U.S. debt extended gains after Yellen made a case for running the economy hot in a speech to the Economic Club of New York, saying the central bank “would still have considerable scope” to ease policy if rates hit zero again. Treasuries had advanced earlier as crude-oil prices fell. A bond-market gauge of inflation expectations rose as investors bet on a faster pace of price increases.
“Yellen’s comments here are really setting the stage for a bid in the market,” said Sean Simko, who manages $8 billion at SEI Investments Co. in Oaks, Pennsylvania. “Her remarks were definitely more on the dovish side. You’re seeing increased concern about global risks.”
Yellen’s speech comes after policy makers this month left rates unchanged and pared forecasts for 2016 increases to two from four, citing risks posed by weaker global growth and financial-market volatility. The Fed is looking to tighten U.S. policy as central banks abroad maintain or increase stimulus. Officials including St. Louis Fed President James Bullard and Atlanta Fed President Dennis Lockhart last week said policy makers may raise rates as soon as their April 26-27 meeting as gauges of U.S. inflation and economic growth improve.
The yield on the two-year note, the security most sensitive to Fed policy, fell eight basis points, or 0.08 percentage point, to 0.78 percent as of 5 p.m. New York time, according to Bloomberg Bond Trader data, the lowest since Feb. 29. The 0.875 percent security due in March 2018 rose 6/32, or $1.88 per $1,000 face amount, to 100 6/32.
The U.S. 10-year note yield fell eight basis points to 1.80 percent.
The gap between yields on nominal 10-year notes and equivalent-maturity Treasury Inflation-Protected Securities, a bond-market gauge of expectations for consumer-price growth, climbed six basis points. It shows a 1.62 percent projected annual inflation rate over the next decade.

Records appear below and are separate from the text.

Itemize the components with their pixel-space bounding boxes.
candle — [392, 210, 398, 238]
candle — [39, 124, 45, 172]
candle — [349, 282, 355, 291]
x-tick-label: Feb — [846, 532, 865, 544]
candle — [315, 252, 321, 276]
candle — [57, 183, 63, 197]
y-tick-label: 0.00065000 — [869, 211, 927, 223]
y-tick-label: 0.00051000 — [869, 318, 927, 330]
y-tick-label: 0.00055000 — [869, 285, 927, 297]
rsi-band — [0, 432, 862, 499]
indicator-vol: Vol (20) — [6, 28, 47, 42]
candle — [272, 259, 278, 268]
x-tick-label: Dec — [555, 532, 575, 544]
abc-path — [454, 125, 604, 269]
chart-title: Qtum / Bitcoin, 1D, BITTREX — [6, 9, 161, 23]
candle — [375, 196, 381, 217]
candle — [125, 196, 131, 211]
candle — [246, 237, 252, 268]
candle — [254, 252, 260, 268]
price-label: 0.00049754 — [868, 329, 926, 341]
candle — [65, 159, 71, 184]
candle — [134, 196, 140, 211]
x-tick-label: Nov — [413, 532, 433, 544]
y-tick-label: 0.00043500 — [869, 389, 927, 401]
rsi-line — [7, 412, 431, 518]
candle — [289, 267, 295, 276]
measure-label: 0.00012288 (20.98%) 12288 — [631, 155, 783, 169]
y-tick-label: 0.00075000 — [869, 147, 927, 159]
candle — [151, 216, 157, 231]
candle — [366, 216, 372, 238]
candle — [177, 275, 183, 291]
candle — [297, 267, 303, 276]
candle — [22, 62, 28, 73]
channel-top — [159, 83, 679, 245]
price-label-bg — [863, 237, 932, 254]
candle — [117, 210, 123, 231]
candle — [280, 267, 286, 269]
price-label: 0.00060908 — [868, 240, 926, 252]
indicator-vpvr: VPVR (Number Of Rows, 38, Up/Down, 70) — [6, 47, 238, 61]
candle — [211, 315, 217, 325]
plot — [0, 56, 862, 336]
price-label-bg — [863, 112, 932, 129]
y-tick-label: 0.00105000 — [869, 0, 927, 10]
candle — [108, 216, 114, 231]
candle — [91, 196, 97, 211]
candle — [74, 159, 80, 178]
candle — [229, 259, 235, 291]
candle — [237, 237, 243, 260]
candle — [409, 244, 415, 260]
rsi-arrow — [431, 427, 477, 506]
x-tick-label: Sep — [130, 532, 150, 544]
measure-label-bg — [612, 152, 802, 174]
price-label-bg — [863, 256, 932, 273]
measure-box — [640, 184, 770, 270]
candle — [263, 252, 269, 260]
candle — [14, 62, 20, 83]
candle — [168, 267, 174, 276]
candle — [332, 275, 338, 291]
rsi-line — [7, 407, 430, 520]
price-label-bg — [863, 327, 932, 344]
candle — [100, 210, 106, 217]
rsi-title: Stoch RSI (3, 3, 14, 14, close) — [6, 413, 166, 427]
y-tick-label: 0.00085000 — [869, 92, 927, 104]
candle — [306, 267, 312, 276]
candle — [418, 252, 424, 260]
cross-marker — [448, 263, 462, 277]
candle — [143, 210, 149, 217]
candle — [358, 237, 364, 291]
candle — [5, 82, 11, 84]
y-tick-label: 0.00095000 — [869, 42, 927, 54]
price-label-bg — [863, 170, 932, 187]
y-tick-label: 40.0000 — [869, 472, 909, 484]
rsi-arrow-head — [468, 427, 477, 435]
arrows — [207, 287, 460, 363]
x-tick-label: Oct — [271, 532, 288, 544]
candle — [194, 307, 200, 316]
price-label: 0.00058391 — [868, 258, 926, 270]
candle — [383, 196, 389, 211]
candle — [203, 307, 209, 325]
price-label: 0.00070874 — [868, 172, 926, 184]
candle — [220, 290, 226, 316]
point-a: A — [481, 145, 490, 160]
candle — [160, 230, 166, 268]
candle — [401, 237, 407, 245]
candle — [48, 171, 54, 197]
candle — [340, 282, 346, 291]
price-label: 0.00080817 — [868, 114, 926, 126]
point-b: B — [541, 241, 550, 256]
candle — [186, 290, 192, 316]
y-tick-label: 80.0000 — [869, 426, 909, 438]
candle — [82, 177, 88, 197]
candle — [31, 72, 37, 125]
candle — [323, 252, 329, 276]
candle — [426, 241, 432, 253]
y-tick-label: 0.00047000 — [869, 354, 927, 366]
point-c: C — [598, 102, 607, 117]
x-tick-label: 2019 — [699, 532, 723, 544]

San Francisco Fed President John Williams said earlier Tuesday that the central bank will raise rates at a gradual pace.
Traders see a 26 percent chance the Fed will raise interest rates by June, down from a 38 percent probability assigned on Monday, according to futures data compiled by Bloomberg. The calculation assumes the effective fed funds rate will average 0.625 percent after the Fed’s next increase.
The U.S. sold $34 billion in five-year notes at a yield of 1.335 percent, the second of three note auctions this week totaling $88 billion. Primary dealers, who trade government securities with the central bank and are obligated to bid at Treasury auctions, bought 38.9 percent of the notes, the most at a sale of the securities since August.